Kunst für Couch-Potatoes

"Carnival" 
von der Argentinierin Flavia Da Rin, geboten von Ruth Benzecar Galería 
de Arte. Foto: Benzacar

"Carnival" von der Argentinierin Flavia Da Rin, geboten von Ruth Benzecar Galería de Arte. Foto: Benzacar

Von Christof Habres

Aufzählung Eine Kunstmesse im Internet als neue Vertriebsschiene.
Aufzählung Nervenkitzel und Ambiente fehlen.

Liegt es an der chronischen, globalen Wirtschaftskrise oder sind viele renommierte Galeristen des Herumreisens müde? Diese Frage stellt sich unweigerlich, wenn man die erste virtuelle Kunstmesse "VIP Art Fair" besucht. Die Krise und das damit verbundene Schwächeln einzelner Messestandorte schreckt immer mehr Galerien ab, sich zu bewerben und teilzunehmen.
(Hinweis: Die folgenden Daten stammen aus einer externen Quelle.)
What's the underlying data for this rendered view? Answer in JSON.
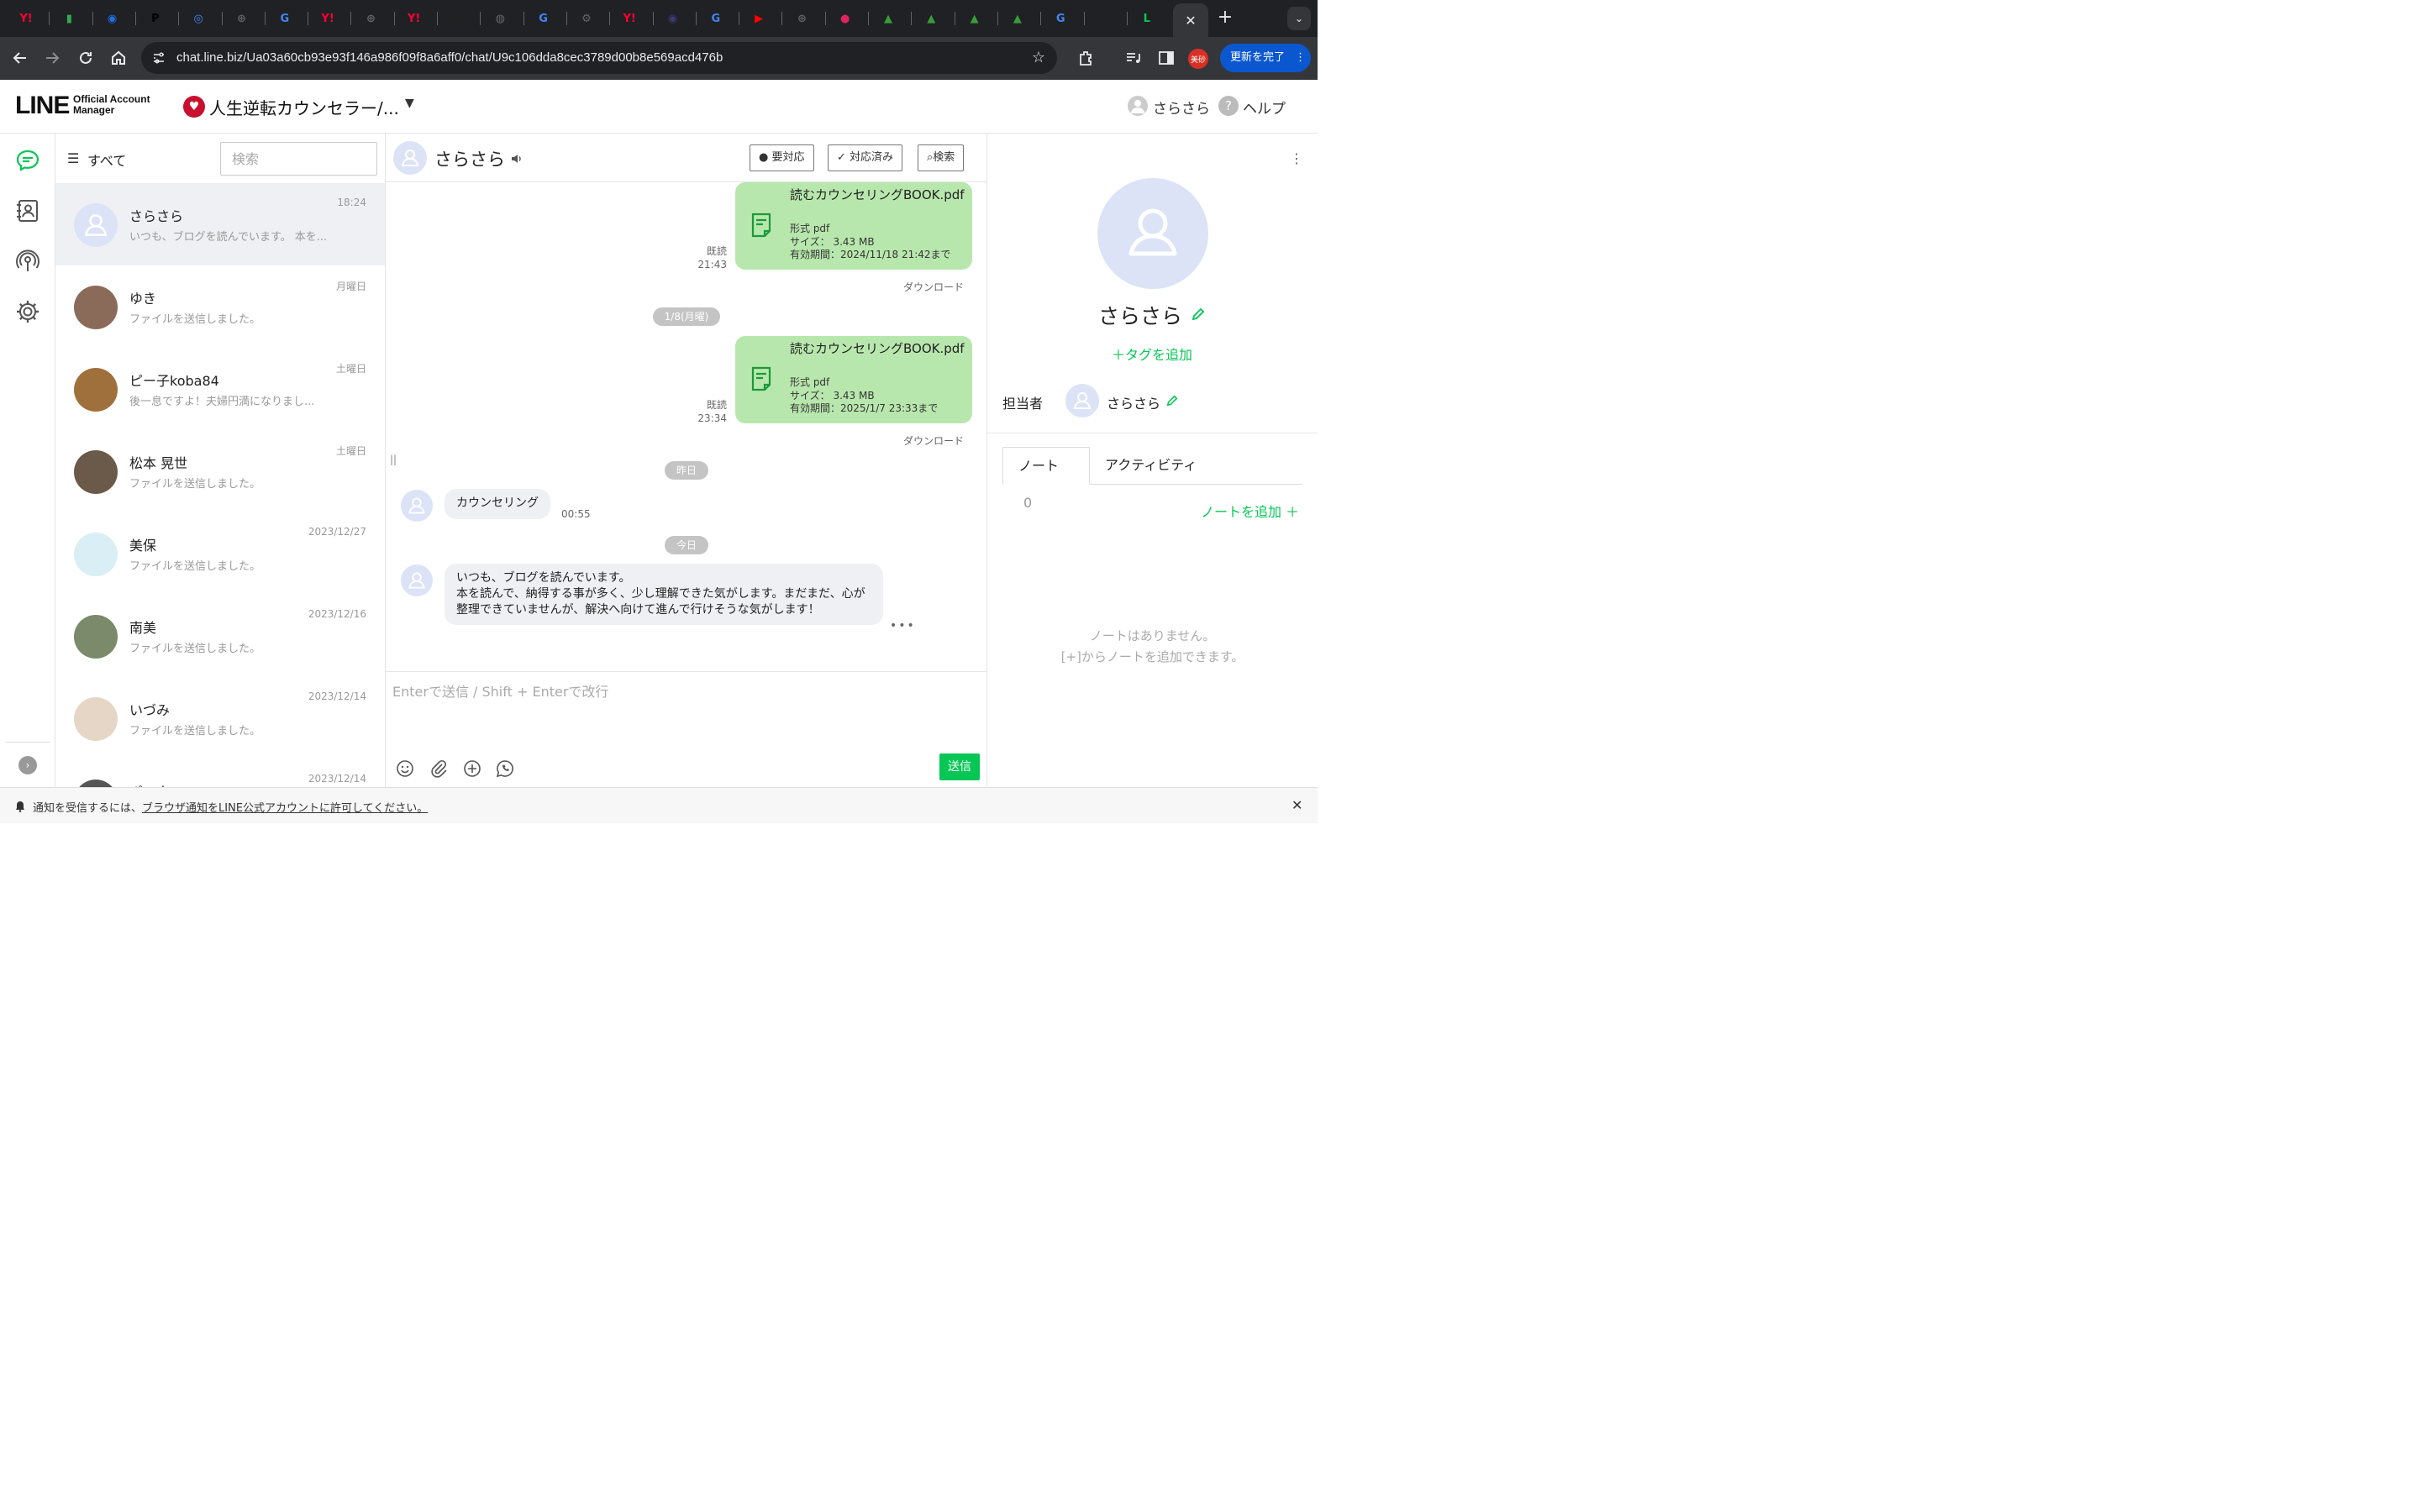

Dann lieber zu Hause bleiben, da Messeteilnahmen eines ungeheuren organisatorischen und personellen Aufwands bedürfen. Die fehlende Motivation, sich wieder und wieder diesem künstlerischen Wanderzirkus anzuschließen, könnte auch ein Aspekt sein, der Galerien dazu verleitet, bei der "VIP Art Fair" im Internet teilzunehmen. Denn die Liste der Teilnehmer kann sich tatsächlich sehen lassen: Gagosian und Zwirner aus New York, White Cube aus London, Hetzler aus Berlin, Hauser & Wirth aus Zürich, Roesler aus Sao Paulo oder österreichische Galerien wie Krinzinger, Schwarzwälder und Ropac. Also alles Namen, die Sammler auch auf den wichtigsten – realen – Messen finden werden.

Kosten als Hauptargument

Noah Horowitz, der Direktor der Messe, ist überzeugt, dass dieses Konzept aufgehen wird. Wobei sein Hauptargument, wie er in einem Interview mit dem Kunstmagazin "ART" betont, schon die Kosten für die einzelnen Galerien sind. Sie würden lediglich 20 Prozent jener Summe ausmachen, die Galerien sonst für Messen zu zahlen hätten. Und die Teilnehmer hätten auch keine Aufwendungen für Transport, Zoll und Hotel. Dafür müssen die Galeristen und ihre Mitarbeiter den ganzen Tag vor ihren Bildschirmen sitzen und aufpassen, ob sich ein Interessent, ein Sammler bei ihnen meldet – mittels E-Mail, Chat oder Skype. Das kann auch anonym passieren und macht es für den Galeristen schwer einschätzbar, wie seriös der potenzielle Käufer ist – im Gegensatz zur realen Kunstmesse, wo über persönlichen Kontakt, Auftreten und Körpersprache das Interesse einschätzbar ist. Außerdem erscheint die Abwicklung dieser virtuellen Messe angesichts des Umstands kompliziert, dass sie alle Zeitzonen umspannt. Und geregelte Öffnungszeiten sind im Netz nicht vorgesehen. Richten Galerien für die Dauer der Messe einen 24-Stunden-Dienst ein, um ja keinen Sammler aus einem anderen Erdteil zu verpassen?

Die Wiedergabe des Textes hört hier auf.